A&E waits 'highest for a decade'
- 14 February 2013
- From the section Health
The number of people in England facing long A&E waits has risen by a fifth in a year - and is now at its highest level for a decade, a report suggests.
The King's Fund review found from October to December 2012 more than 232,000 patients waited more than four hours.
That is a rise of 21% compared with the same period in 2011 and the highest figure for those months since 2003.
A&E doctors blamed a combination of rising pressures and staff shortages.
The number is still within the government's target.
A&E units only have to see 95% of patients within four hours, to reflect the fact that some flexibility is needed to allow doctors to prioritise the patients with the greatest need. The 232,000 figure represents 4.3% of patients.
The think-tank also found evidence of patients who needed to be admitted on to a ward being left on trolleys for long periods of time.
The report - part of the King's Fund quarterly update on NHS performance - also found a growing number of finance directors were concerned about budgets.
But there was some positive news.
It said waits for non-emergency hospital operations were holding steady, while infection rates were falling.

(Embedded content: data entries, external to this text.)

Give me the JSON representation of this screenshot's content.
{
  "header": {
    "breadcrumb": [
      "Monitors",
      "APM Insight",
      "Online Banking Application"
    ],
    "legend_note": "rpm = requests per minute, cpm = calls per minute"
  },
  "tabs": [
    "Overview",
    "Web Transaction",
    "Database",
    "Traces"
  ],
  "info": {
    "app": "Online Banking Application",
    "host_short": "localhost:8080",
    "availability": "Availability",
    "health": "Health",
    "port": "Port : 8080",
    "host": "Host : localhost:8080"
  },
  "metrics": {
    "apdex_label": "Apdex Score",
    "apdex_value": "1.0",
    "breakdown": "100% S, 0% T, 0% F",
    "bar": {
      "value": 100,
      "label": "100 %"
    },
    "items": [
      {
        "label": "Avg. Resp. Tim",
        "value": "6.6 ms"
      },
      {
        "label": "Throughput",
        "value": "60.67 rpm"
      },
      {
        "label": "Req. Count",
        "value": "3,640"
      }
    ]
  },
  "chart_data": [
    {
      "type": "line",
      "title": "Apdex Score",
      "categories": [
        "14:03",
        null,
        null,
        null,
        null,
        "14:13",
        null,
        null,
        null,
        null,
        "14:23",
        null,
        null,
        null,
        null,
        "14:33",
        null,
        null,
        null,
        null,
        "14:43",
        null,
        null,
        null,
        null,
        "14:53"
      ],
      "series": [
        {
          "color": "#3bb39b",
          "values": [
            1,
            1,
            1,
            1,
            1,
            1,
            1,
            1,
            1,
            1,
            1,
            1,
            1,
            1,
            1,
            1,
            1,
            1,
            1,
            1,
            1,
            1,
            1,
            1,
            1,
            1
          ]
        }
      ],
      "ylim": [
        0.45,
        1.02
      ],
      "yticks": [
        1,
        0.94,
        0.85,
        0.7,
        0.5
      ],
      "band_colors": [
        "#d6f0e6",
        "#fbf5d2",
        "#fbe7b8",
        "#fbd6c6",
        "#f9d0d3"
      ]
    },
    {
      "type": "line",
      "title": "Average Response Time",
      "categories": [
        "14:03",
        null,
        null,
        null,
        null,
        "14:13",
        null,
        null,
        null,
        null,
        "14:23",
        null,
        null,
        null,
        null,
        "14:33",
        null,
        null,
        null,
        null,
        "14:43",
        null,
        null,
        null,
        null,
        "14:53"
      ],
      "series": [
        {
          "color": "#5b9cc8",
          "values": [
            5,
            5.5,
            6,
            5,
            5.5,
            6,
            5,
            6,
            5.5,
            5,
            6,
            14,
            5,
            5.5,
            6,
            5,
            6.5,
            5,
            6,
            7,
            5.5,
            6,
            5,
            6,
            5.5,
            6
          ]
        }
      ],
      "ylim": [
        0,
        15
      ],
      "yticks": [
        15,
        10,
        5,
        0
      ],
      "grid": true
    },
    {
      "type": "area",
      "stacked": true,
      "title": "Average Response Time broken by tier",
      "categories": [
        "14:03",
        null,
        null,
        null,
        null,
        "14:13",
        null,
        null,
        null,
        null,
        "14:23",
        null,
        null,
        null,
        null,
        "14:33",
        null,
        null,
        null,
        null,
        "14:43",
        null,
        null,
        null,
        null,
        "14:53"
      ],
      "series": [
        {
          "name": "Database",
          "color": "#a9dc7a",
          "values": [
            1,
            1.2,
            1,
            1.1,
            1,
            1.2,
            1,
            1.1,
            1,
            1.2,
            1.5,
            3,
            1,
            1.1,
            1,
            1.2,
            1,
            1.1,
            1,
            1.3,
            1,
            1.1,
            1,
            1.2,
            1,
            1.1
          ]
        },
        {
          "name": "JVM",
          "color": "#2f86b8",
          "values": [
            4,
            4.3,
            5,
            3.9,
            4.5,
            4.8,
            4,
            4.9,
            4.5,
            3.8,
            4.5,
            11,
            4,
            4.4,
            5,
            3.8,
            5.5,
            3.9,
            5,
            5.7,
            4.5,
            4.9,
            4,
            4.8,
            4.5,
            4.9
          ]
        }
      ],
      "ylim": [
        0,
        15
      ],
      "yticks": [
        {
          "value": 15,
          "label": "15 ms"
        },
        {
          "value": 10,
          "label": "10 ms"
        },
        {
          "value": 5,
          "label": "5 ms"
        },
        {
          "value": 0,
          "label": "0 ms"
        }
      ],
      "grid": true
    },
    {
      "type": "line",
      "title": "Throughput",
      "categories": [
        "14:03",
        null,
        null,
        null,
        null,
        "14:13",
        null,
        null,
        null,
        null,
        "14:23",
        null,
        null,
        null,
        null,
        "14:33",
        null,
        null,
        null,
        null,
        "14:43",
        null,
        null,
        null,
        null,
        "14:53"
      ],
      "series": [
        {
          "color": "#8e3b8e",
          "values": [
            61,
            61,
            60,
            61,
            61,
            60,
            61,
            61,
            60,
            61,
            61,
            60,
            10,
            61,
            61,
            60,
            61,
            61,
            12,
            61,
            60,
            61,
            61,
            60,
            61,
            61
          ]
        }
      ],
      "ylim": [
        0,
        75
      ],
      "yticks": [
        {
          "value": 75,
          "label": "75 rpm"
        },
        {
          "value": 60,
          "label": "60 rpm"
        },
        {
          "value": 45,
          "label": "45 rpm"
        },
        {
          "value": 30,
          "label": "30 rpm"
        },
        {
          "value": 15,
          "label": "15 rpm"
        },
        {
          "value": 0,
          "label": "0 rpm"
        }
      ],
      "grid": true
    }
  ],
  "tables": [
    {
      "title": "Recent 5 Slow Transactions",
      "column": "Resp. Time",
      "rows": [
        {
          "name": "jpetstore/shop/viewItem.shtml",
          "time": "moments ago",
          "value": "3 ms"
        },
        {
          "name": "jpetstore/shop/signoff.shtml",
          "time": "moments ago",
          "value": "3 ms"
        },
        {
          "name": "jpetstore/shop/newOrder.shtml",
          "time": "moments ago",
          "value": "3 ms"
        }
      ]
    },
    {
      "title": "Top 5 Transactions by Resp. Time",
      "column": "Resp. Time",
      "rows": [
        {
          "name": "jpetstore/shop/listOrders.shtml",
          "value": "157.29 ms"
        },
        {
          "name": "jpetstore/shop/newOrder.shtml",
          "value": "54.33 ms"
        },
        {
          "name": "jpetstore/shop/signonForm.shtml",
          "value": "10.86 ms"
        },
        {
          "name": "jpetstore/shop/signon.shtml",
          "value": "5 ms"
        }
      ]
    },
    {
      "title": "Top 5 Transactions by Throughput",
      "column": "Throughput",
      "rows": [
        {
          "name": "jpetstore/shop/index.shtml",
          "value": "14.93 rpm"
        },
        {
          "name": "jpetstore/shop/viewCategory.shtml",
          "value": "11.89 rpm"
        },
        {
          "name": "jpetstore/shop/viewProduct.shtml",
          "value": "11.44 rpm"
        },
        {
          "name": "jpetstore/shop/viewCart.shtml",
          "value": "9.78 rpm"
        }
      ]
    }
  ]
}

Nonetheless, report author Prof John Appleby said: "The NHS faces unprecedented pressures and there are growing worries that patient care will suffer."
College of Emergency Medicine president Mike Clancy added: "The report mirrors the experiences being relayed to us by our members.
"It is clear to us that emergency departments are under pressure and we are concerned about the impact on patients.
"A significant contributor to the situation is the workforce crisis."
But Health Minister Lord Howe said: "We have been absolutely clear that the NHS must find the efficiencies needed to deal with increased demand on the service without compromising on patient care and services.
"We expect the NHS to look seriously at how it can improve how care is provided."